Uma fábula, que me perdoem os críticos, não é uma
ficção. E muito menos com Bukowski. Depois de havermos tragado à
Kant e todos os seus subsequentes é difícil imaginar uma moralidade
inventada, “ficcionada” ou fabulada, se tudo é reflexo da
realidade consciente ou inconsciente. São poucos e raros os autores
que não buscam localizar a realidade em suas fábulas, ficções ou
delírios; enfim uma realidade para sua imaginação. Talvez Kafka,
Rilke e os que desta realidade buscaram isolar-se (Hölderlin,
Schopenhauer, Nietzsche, Pessoa, Imre Kertész e poucos mais).
A Los Angeles de Charles Bukowski muitos de nós ja a
encontramos, talvez com outro nome. As situações que nela descreve
são bastante típicas; e comuns enttre aqueles que oferecem,
prontamente e sem hesitar, a existência à risco, por um momento
fugaz de êxtase ou delírio criativo e estético. Situações mais
bizarras e degradantes seguramente poderíam ser descritas, com um
pouco de talento literário, por qualquer indivíduo que viva à
margem da arte institucionalizada.
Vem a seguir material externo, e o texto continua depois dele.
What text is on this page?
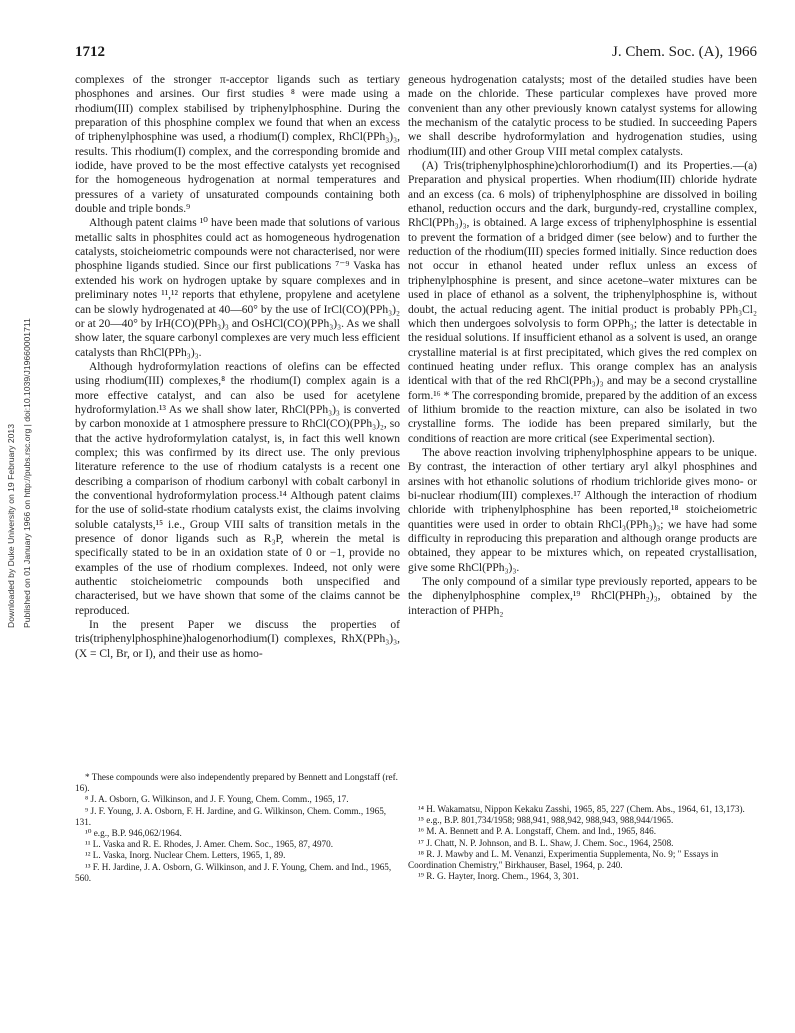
1712	J. Chem. Soc. (A), 1966
Downloaded by Duke University on 19 February 2013 Published on 01 January 1966 on http://pubs.rsc.org | doi:10.1039/J19660001711

complexes of the stronger π-acceptor ligands such as tertiary phosphones and arsines. Our first studies ⁸ were made using a rhodium(III) complex stabilised by triphenylphosphine. During the preparation of this phosphine complex we found that when an excess of triphenylphosphine was used, a rhodium(I) complex, RhCl(PPh₃)₃, results. This rhodium(I) complex, and the corresponding bromide and iodide, have proved to be the most effective catalysts yet recognised for the homogeneous hydrogenation at normal temperatures and pressures of a variety of unsaturated compounds containing both double and triple bonds.⁹

Although patent claims ¹⁰ have been made that solutions of various metallic salts in phosphites could act as homogeneous hydrogenation catalysts, stoicheiometric compounds were not characterised, nor were phosphine ligands studied. Since our first publications ⁷⁻⁹ Vaska has extended his work on hydrogen uptake by square complexes and in preliminary notes ¹¹,¹² reports that ethylene, propylene and acetylene can be slowly hydrogenated at 40—60° by the use of IrCl(CO)(PPh₃)₂ or at 20—40° by IrH(CO)(PPh₃)₃ and OsHCl(CO)(PPh₃)₃. As we shall show later, the square carbonyl complexes are very much less efficient catalysts than RhCl(PPh₃)₃.

Although hydroformylation reactions of olefins can be effected using rhodium(III) complexes,⁸ the rhodium(I) complex again is a more effective catalyst, and can also be used for acetylene hydroformylation.¹³ As we shall show later, RhCl(PPh₃)₃ is converted by carbon monoxide at 1 atmosphere pressure to RhCl(CO)(PPh₃)₂, so that the active hydroformylation catalyst, is, in fact this well known complex; this was confirmed by its direct use. The only previous literature reference to the use of rhodium catalysts is a recent one describing a comparison of rhodium carbonyl with cobalt carbonyl in the conventional hydroformylation process.¹⁴ Although patent claims for the use of solid-state rhodium catalysts exist, the claims involving soluble catalysts,¹⁵ i.e., Group VIII salts of transition metals in the presence of donor ligands such as R₃P, wherein the metal is specifically stated to be in an oxidation state of 0 or −1, provide no examples of the use of rhodium complexes. Indeed, not only were authentic stoicheiometric compounds both unspecified and characterised, but we have shown that some of the claims cannot be reproduced.

In the present Paper we discuss the properties of tris(triphenylphosphine)halogenorhodium(I) complexes, RhX(PPh₃)₃, (X = Cl, Br, or I), and their use as homo-

* These compounds were also independently prepared by Bennett and Longstaff (ref. 16).

⁸ J. A. Osborn, G. Wilkinson, and J. F. Young, Chem. Comm., 1965, 17.

⁹ J. F. Young, J. A. Osborn, F. H. Jardine, and G. Wilkinson, Chem. Comm., 1965, 131.

¹⁰ e.g., B.P. 946,062/1964.

¹¹ L. Vaska and R. E. Rhodes, J. Amer. Chem. Soc., 1965, 87, 4970.

¹² L. Vaska, Inorg. Nuclear Chem. Letters, 1965, 1, 89.

¹³ F. H. Jardine, J. A. Osborn, G. Wilkinson, and J. F. Young, Chem. and Ind., 1965, 560.

geneous hydrogenation catalysts; most of the detailed studies have been made on the chloride. These particular complexes have proved more convenient than any other previously known catalyst systems for allowing the mechanism of the catalytic process to be studied. In succeeding Papers we shall describe hydroformylation and hydrogenation studies, using rhodium(III) and other Group VIII metal complex catalysts.

(A) Tris(triphenylphosphine)chlororhodium(I) and its Properties.—(a) Preparation and physical properties. When rhodium(III) chloride hydrate and an excess (ca. 6 mols) of triphenylphosphine are dissolved in boiling ethanol, reduction occurs and the dark, burgundy-red, crystalline complex, RhCl(PPh₃)₃, is obtained. A large excess of triphenylphosphine is essential to prevent the formation of a bridged dimer (see below) and to further the reduction of the rhodium(III) species formed initially. Since reduction does not occur in ethanol heated under reflux unless an excess of triphenylphosphine is present, and since acetone–water mixtures can be used in place of ethanol as a solvent, the triphenylphosphine is, without doubt, the actual reducing agent. The initial product is probably PPh₃Cl₂ which then undergoes solvolysis to form OPPh₃; the latter is detectable in the residual solutions. If insufficient ethanol as a solvent is used, an orange crystalline material is at first precipitated, which gives the red complex on continued heating under reflux. This orange complex has an analysis identical with that of the red RhCl(PPh₃)₃ and may be a second crystalline form.¹⁶ * The corresponding bromide, prepared by the addition of an excess of lithium bromide to the reaction mixture, can also be isolated in two crystalline forms. The iodide has been prepared similarly, but the conditions of reaction are more critical (see Experimental section).

The above reaction involving triphenylphosphine appears to be unique. By contrast, the interaction of other tertiary aryl alkyl phosphines and arsines with hot ethanolic solutions of rhodium trichloride gives mono- or bi-nuclear rhodium(III) complexes.¹⁷ Although the interaction of rhodium chloride with triphenylphosphine has been reported,¹⁸ stoicheiometric quantities were used in order to obtain RhCl₃(PPh₃)₃; we have had some difficulty in reproducing this preparation and although orange products are obtained, they appear to be mixtures which, on repeated crystallisation, give some RhCl(PPh₃)₃.

The only compound of a similar type previously reported, appears to be the diphenylphosphine complex,¹⁹ RhCl(PHPh₂)₃, obtained by the interaction of PHPh₂

¹⁴ H. Wakamatsu, Nippon Kekaku Zasshi, 1965, 85, 227 (Chem. Abs., 1964, 61, 13,173).

¹⁵ e.g., B.P. 801,734/1958; 988,941, 988,942, 988,943, 988,944/1965.

¹⁶ M. A. Bennett and P. A. Longstaff, Chem. and Ind., 1965, 846.

¹⁷ J. Chatt, N. P. Johnson, and B. L. Shaw, J. Chem. Soc., 1964, 2508.

¹⁸ R. J. Mawby and L. M. Venanzi, Experimentia Supplementa, No. 9; " Essays in Coordination Chemistry," Birkhauser, Basel, 1964, p. 240.

¹⁹ R. G. Hayter, Inorg. Chem., 1964, 3, 301.
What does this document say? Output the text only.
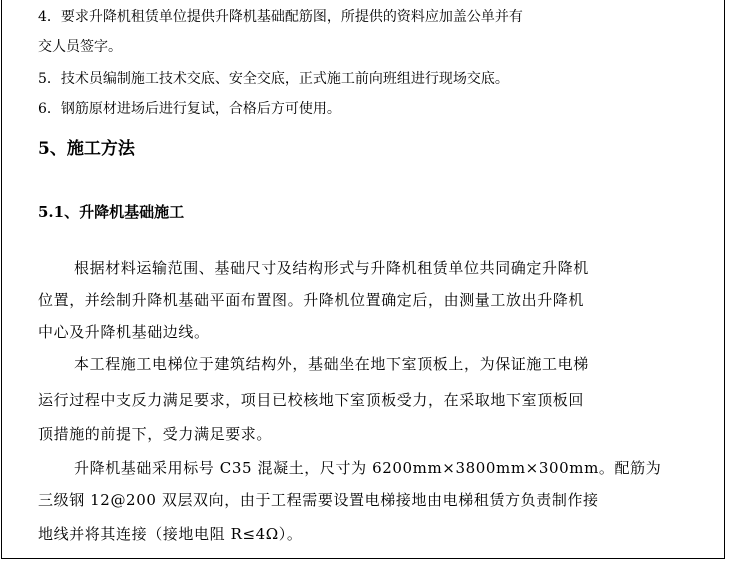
4．要求升降机租赁单位提供升降机基础配筋图，所提供的资料应加盖公单并有
交人员签字。
5．技术员编制施工技术交底、安全交底，正式施工前向班组进行现场交底。
6．钢筋原材进场后进行复试，合格后方可使用。
5、施工方法
5.1、升降机基础施工
根据材料运输范围、基础尺寸及结构形式与升降机租赁单位共同确定升降机
位置，并绘制升降机基础平面布置图。升降机位置确定后，由测量工放出升降机
中心及升降机基础边线。
本工程施工电梯位于建筑结构外，基础坐在地下室顶板上，为保证施工电梯
运行过程中支反力满足要求，项目已校核地下室顶板受力，在采取地下室顶板回
顶措施的前提下，受力满足要求。
升降机基础采用标号 C35 混凝土，尺寸为 6200mm×3800mm×300mm。配筋为
三级钢 12@200 双层双向，由于工程需要设置电梯接地由电梯租赁方负责制作接
地线并将其连接（接地电阻 R≤4Ω）。
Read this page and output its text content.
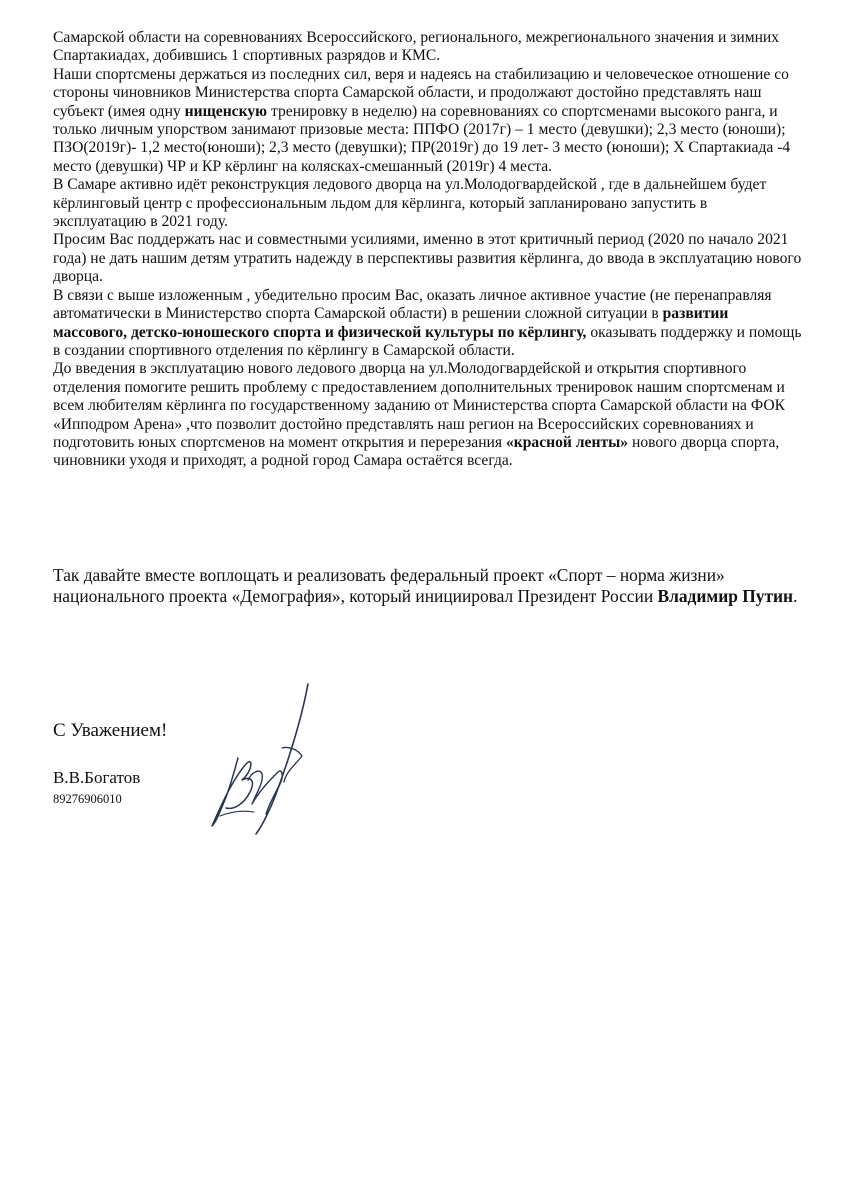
Самарской области на соревнованиях Всероссийского, регионального, межрегионального значения и зимних Спартакиадах, добившись 1 спортивных разрядов и КМС.

Наши спортсмены держаться из последних сил, веря и надеясь на стабилизацию и человеческое отношение со стороны чиновников Министерства спорта Самарской области, и продолжают достойно представлять наш субъект (имея одну нищенскую тренировку в неделю) на соревнованиях со спортсменами высокого ранга, и только личным упорством занимают призовые места: ППФО (2017г) – 1 место (девушки); 2,3 место (юноши); ПЗО(2019г)- 1,2 место(юноши); 2,3 место (девушки); ПР(2019г) до 19 лет- 3 место (юноши); Х Спартакиада -4 место (девушки) ЧР и КР кёрлинг на колясках-смешанный (2019г) 4 места.

В Самаре активно идёт реконструкция ледового дворца на ул.Молодогвардейской , где в дальнейшем будет кёрлинговый центр с профессиональным льдом для кёрлинга, который запланировано запустить в эксплуатацию в 2021 году.

Просим Вас поддержать нас и совместными усилиями, именно в этот критичный период (2020 по начало 2021 года) не дать нашим детям утратить надежду в перспективы развития кёрлинга, до ввода в эксплуатацию нового дворца.

В связи с выше изложенным , убедительно просим Вас, оказать личное активное участие (не перенаправляя автоматически в Министерство спорта Самарской области) в решении сложной ситуации в развитии массового, детско-юношеского спорта и физической культуры по кёрлингу, оказывать поддержку и помощь в создании спортивного отделения по кёрлингу в Самарской области.

До введения в эксплуатацию нового ледового дворца на ул.Молодогвардейской и открытия спортивного отделения помогите решить проблему с предоставлением дополнительных тренировок нашим спортсменам и всем любителям кёрлинга по государственному заданию от Министерства спорта Самарской области на ФОК «Ипподром Арена» ,что позволит достойно представлять наш регион на Всероссийских соревнованиях и подготовить юных спортсменов на момент открытия и перерезания «красной ленты» нового дворца спорта, чиновники уходя и приходят, а родной город Самара остаётся всегда.

Так давайте вместе воплощать и реализовать федеральный проект «Спорт – норма жизни» национального проекта «Демография», который инициировал Президент России Владимир Путин.

С Уважением!
В.В.Богатов
89276906010
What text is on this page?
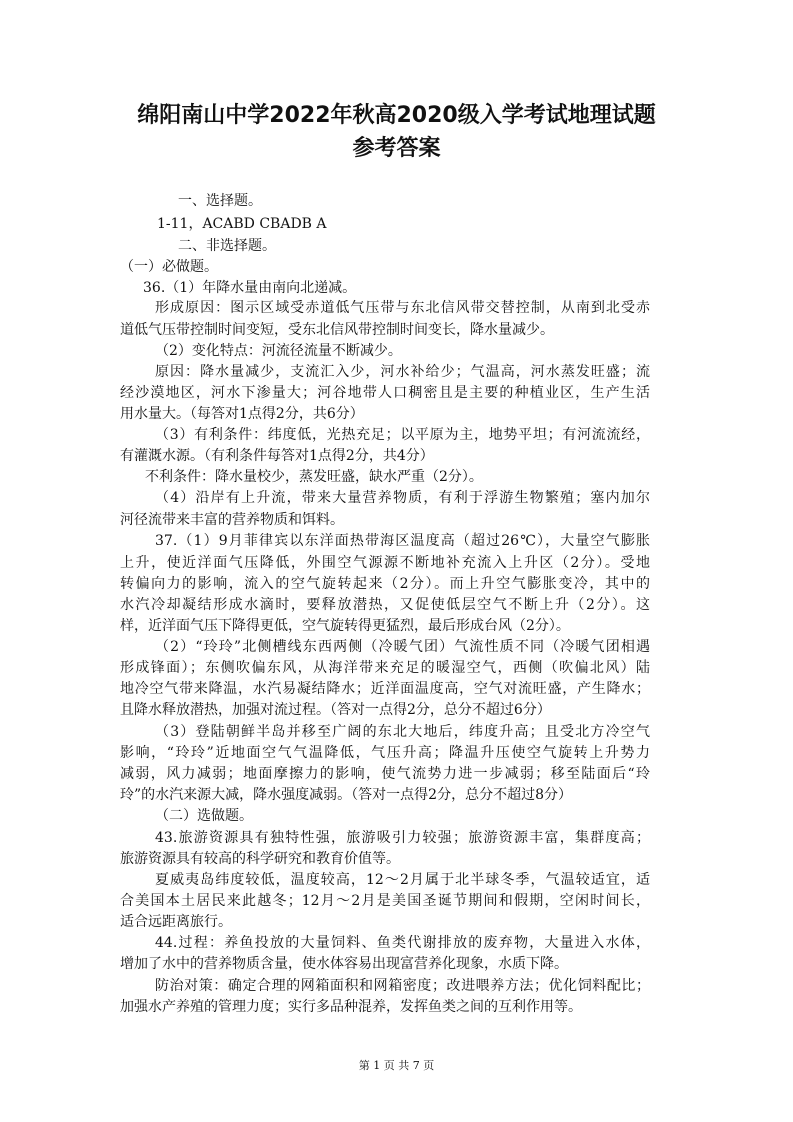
绵阳南山中学2022年秋高2020级入学考试地理试题
参考答案
一、选择题。
1-11，ACABD CBADB A
二、非选择题。
（一）必做题。
36.（1）年降水量由南向北递减。
形成原因：图示区域受赤道低气压带与东北信风带交替控制，从南到北受赤
道低气压带控制时间变短，受东北信风带控制时间变长，降水量减少。
（2）变化特点：河流径流量不断减少。
原因：降水量减少，支流汇入少，河水补给少；气温高，河水蒸发旺盛；流
经沙漠地区，河水下渗量大；河谷地带人口稠密且是主要的种植业区，生产生活
用水量大。（每答对1点得2分，共6分）
（3）有利条件：纬度低，光热充足；以平原为主，地势平坦；有河流流经，
有灌溉水源。（有利条件每答对1点得2分，共4分）
不利条件：降水量校少，蒸发旺盛，缺水严重（2分）。
（4）沿岸有上升流，带来大量营养物质，有利于浮游生物繁殖；塞内加尔
河径流带来丰富的营养物质和饵料。
37.（1）9月菲律宾以东洋面热带海区温度高（超过26℃），大量空气膨胀
上升，使近洋面气压降低，外围空气源源不断地补充流入上升区（2分）。受地
转偏向力的影响，流入的空气旋转起来（2分）。而上升空气膨胀变冷，其中的
水汽冷却凝结形成水滴时，要释放潜热，又促使低层空气不断上升（2分）。这
样，近洋面气压下降得更低，空气旋转得更猛烈，最后形成台风（2分）。
（2）“玲玲”北侧槽线东西两侧（冷暖气团）气流性质不同（冷暖气团相遇
形成锋面）；东侧吹偏东风，从海洋带来充足的暖湿空气，西侧（吹偏北风）陆
地冷空气带来降温，水汽易凝结降水；近洋面温度高，空气对流旺盛，产生降水；
且降水释放潜热，加强对流过程。（答对一点得2分，总分不超过6分）
（3）登陆朝鲜半岛并移至广阔的东北大地后，纬度升高；且受北方冷空气
影响，“玲玲”近地面空气气温降低，气压升高；降温升压使空气旋转上升势力
减弱，风力减弱；地面摩擦力的影响，使气流势力进一步减弱；移至陆面后“玲
玲”的水汽来源大减，降水强度减弱。（答对一点得2分，总分不超过8分）
（二）选做题。
43.旅游资源具有独特性强，旅游吸引力较强；旅游资源丰富，集群度高；
旅游资源具有较高的科学研究和教育价值等。
夏威夷岛纬度较低，温度较高，12～2月属于北半球冬季，气温较适宜，适
合美国本土居民来此越冬；12月～2月是美国圣诞节期间和假期，空闲时间长，
适合远距离旅行。
44.过程：养鱼投放的大量饲料、鱼类代谢排放的废弃物，大量进入水体，
增加了水中的营养物质含量，使水体容易出现富营养化现象，水质下降。
防治对策：确定合理的网箱面积和网箱密度；改进喂养方法；优化饲料配比；
加强水产养殖的管理力度；实行多品种混养，发挥鱼类之间的互利作用等。
第 1 页 共 7 页
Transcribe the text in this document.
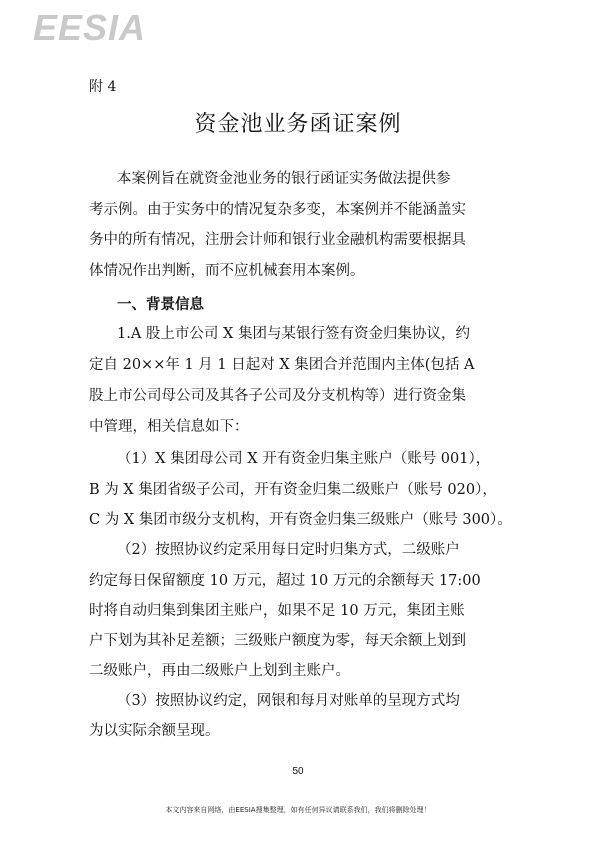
EESIA
附 4
资金池业务函证案例
本案例旨在就资金池业务的银行函证实务做法提供参
考示例。由于实务中的情况复杂多变，本案例并不能涵盖实
务中的所有情况，注册会计师和银行业金融机构需要根据具
体情况作出判断，而不应机械套用本案例。
一、背景信息
1.A 股上市公司 X 集团与某银行签有资金归集协议，约
定自 20××年 1 月 1 日起对 X 集团合并范围内主体(包括 A
股上市公司母公司及其各子公司及分支机构等）进行资金集
中管理，相关信息如下：
（1）X 集团母公司 X 开有资金归集主账户（账号 001），
B 为 X 集团省级子公司，开有资金归集二级账户（账号 020），
C 为 X 集团市级分支机构，开有资金归集三级账户（账号 300）。
（2）按照协议约定采用每日定时归集方式，二级账户
约定每日保留额度 10 万元，超过 10 万元的余额每天 17:00
时将自动归集到集团主账户，如果不足 10 万元，集团主账
户下划为其补足差额；三级账户额度为零，每天余额上划到
二级账户，再由二级账户上划到主账户。
（3）按照协议约定，网银和每月对账单的呈现方式均
为以实际余额呈现。
50
本文内容来自网络，由EESIA搜集整理，如有任何异议请联系我们，我们将删除处理！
Assim pois, nem linguagem, nem
fundo descritivo fazem a originalidade de Bukowski, ele é filho de
sua geração e do seu entorno literário.
Equivocam-se muitos os críticos que reconhecem talento e qualidades literárias num escritor apenas por suas aportações intelectuais, morais ou técnicas. Se assim o fosse...pobre Bukowski. Teria morrido sem publicar, sem dar entrevistas e sem sua Mercedez usada, conseguida já nos anos finais de sua vida. E não foram poucas as pessoas que com Bukowski se animaram a escrever, ainda que na forma de diário e sonharam publicar também, reconhecendo neste estilo seu e de alguns de seus contemporâneos uma forma de expressão pessoal e literária. Talvez poucos escritores nos transmitam tão imediatamente sensação de “vontade de escritura”. Nisso ele é reconhecidamente genial e deve ter seu nome e obra guardados e lembrados.
O fabulário de Bukowski não moraliza, ao contrário, desmoraliza a todos, ou melhor, “imoraliza” a todos. Seus delírios não são produzidos pelo seu consumo de álcool e sim produzidos pela sua ressaca. Talvez menos pelo efeito do álcool sua ressaca era outra: ressaca da vida urbana, vida mundana, vida noturna e sobretudo de toda esta gente que dela participa. Qualquer pessoa sabe que em estado de embriaguez os acontecimentos, os fatos e as pessoas podem nos parecer algo estranhos e bizarros, mas não nos ocorre naquele momento encontrar-lhes um sentido ou significado; e é verdade que na maioria dos casos, participa-se com integridade e cúmplice interesse de sua presentidade. Inventamos todas estas sensações (estranhamento, bizarrice, absurdidade, etc.) críticas tardiamente, e nos falta sobriedade, porque a ressaca ainda é um estado distinto de consciencia. Além da ressaca toda a análise, crítica ou descrição é um estado extemporâneo da consciência, onde podemos depositar deliberadamente qualquer recurso de ficção ou interpretação (razão, emoção, justificação, moralização, etc.), basta para isto uma boa dose de culpabilidade e conivência.
Aí reside nossa imoralidade e é ela que nos é jogada na cara por Bukowski. Por isso as criaturas inocentes não se identificam com a leitura deste escritor: aquelas que nunca beberam desmesuradamente; que nunca se entregaram a sensação de um ato violento, ao êxtase do delírio espontâneo ou não, ao preconceito imanente das intuições que os anos em solidão originam e acumulam; aquelas que nunca perscrutaram as debilidades e fortalezas dos viciados, dependentes, marginalizados, doentes, solitários e maníacos em geral; e sobrevivem a necessidade de descrevê-los e pôr em exercício recursos de análise e de moralização. "A inocência nada mais é que a ausência de hipocresia".
Ele, em vida e em literatura, de forma covarde e
valorosa (pois afinal de contas fez literatura) e diferente de nós,
assumiu honestamente seus vícios, debilidades, preconceitos se seu
rechaço à uma imoralidade da qual ele tampouco pode escapar. Apenas
teve a decência de não nos pedir desculpas. Evitou a irrealidade e
descreveu tudo sem encenações psicológicas: duro e triste.